The Historical Development of the Book of Church Order

Chapter 48 : The Sanctification of the Lord's Day
Paragraph 4 : The Day Kept Holy

48-4. The whole day is to be kept holy to the Lord; and to be employed in the public and private exercises of religion. Therefore, it is requisite, that there be a holy resting, all the day, from unnecessary labors; and an abstaining from those recreations which may be lawful on other days; and also, as much as possible, from worldly thoughts and conversation.

DIGEST :

BACKGROUND AND COMPARISON :
PCA 1973, Adopted text, as printed in the Minutes of General Assembly, p. 155
Continuing Presbyterian Church, Proposed Book of Church Order (1973), DfW, 1-2, p. 63
The whole day is to be kept holy to the Lord, and to be used for worship and rest. It is requisite, therefore, that the people abstain from recreations which are not in keeping with the sanctity of the day.

PCUS 1929, DfW, I-§304
The whole day is to be kept holy to the Lord, and to be used for worship and rest. It is requisite, therefore, that the people abstain from all unnecessary labor, and from recreations which are not in keeping with the sanctity of the day.

PCUS 1925, I-§304
PCUS 1894, I-II. (p. 99)
The whole day is to be kept holy to the Lord ; and to be employed in the public and private exercises of religion. Therefore, it is requisite, that there be a holy resting, all the day, from unnecessary labors ; and an abstaining from those recreations which may be lawful on other days ; and also, as much as possible, from worldly thoughts and conversation.

RPCES 1973, III-2
The entire day is to be commemorated as holy to the Lord, both in public and in private, as a day of divine worship and holy resting. To this end, it is requisite that there be a complete cessation from all unnecessary labors and an abstinence from those sports and forms of recreation which may be lawful on other days.

COMMENTARY
Morton H. Smith, Commentary on the Book of Church Order, 6th edition, 2007, p. 407-408.
The first sentence gives the positive principle of the Sabbath, namely, that the whole day be spent in public or private worship of God. In order to be able to do this, then we need to avoid our worldly work or recreations, and also as much as possible refrain from thinking about these matters, or talking about them.
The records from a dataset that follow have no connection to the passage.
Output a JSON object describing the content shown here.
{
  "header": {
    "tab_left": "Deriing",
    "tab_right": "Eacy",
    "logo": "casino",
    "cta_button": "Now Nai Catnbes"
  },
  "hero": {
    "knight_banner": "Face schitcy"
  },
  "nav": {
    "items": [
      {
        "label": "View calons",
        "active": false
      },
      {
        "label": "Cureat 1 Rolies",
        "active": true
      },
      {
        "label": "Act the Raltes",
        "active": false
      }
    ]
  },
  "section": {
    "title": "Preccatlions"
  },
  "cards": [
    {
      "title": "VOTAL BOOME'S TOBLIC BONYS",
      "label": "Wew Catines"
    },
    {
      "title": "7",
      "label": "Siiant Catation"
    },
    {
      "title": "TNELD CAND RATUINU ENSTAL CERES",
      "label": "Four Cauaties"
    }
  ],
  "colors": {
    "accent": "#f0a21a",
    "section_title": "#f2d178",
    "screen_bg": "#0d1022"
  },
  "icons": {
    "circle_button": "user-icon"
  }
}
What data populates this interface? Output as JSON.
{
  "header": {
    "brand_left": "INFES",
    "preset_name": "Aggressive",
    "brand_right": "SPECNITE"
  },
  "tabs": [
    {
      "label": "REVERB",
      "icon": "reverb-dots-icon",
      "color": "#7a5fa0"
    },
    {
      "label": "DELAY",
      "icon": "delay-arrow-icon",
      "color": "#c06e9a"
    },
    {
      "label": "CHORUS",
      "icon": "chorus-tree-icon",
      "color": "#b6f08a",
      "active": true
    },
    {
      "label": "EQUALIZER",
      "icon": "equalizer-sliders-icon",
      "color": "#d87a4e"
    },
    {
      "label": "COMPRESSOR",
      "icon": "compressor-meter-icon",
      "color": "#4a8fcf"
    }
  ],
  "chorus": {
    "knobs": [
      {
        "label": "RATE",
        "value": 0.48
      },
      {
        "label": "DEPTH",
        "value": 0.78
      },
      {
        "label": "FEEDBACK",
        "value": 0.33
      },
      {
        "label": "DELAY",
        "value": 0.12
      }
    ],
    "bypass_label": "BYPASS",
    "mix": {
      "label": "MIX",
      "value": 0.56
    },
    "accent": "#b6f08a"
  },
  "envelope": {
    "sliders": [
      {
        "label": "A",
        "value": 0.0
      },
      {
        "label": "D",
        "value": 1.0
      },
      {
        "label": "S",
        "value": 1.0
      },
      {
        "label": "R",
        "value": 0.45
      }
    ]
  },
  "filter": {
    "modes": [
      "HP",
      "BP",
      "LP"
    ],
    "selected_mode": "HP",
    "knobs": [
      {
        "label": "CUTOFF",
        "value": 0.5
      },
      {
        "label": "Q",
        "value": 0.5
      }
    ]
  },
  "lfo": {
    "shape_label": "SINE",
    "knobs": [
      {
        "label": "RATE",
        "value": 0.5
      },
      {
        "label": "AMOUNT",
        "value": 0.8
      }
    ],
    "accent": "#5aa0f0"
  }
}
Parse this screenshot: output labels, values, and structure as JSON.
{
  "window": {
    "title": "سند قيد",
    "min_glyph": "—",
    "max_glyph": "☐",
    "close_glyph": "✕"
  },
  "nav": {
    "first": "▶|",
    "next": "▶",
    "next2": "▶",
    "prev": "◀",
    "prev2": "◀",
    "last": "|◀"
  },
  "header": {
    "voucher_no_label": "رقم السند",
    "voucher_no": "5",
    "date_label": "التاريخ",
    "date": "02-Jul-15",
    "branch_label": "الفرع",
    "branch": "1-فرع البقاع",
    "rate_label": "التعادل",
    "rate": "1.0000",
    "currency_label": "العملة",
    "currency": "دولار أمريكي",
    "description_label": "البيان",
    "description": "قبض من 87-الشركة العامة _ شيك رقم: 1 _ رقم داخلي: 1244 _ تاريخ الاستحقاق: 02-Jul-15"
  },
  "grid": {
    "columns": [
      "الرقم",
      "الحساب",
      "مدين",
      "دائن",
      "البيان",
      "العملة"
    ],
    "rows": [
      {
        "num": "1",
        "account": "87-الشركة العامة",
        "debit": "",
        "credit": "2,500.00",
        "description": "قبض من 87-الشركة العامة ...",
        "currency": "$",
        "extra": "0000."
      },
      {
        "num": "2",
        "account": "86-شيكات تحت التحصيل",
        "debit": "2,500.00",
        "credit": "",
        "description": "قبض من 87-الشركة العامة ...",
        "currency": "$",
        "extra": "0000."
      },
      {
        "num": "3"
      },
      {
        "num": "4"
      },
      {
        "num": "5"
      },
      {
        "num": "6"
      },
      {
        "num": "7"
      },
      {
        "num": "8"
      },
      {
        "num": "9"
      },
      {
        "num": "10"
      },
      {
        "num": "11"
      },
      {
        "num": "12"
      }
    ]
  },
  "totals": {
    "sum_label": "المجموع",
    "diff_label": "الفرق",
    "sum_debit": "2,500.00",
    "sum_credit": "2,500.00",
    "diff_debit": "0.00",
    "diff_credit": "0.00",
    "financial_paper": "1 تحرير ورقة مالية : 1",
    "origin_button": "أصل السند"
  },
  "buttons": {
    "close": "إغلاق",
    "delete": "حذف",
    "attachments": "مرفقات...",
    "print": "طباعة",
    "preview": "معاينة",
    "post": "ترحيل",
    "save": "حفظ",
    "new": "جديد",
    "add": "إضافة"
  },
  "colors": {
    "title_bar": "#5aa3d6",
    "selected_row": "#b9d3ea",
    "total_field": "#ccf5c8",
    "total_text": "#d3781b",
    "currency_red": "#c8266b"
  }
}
Isaiah 56:13-14
clearly teach this, "If thou turn away thy foot from the Sabbath, from doing thy pleasure on my holy day; and call the Sabbath a delight, [and] the holy of Jehovah honorable; and shalt honor it, not doing thine own ways, nor finding thine own pleasure, nor speaking [thine own] words; then shalt thou delight thyself in Jehovah. And I will make thee to ride upon the high places of the earth. And I will feed thee with the heritage of Jacob thy father. For the mouth of Jehovah hath spoken it." Again the Directory is fully in accord with the
Confession XXI, viii, Larger Catechisms Q. 117, 119 and Shorter Catechism 60, 61.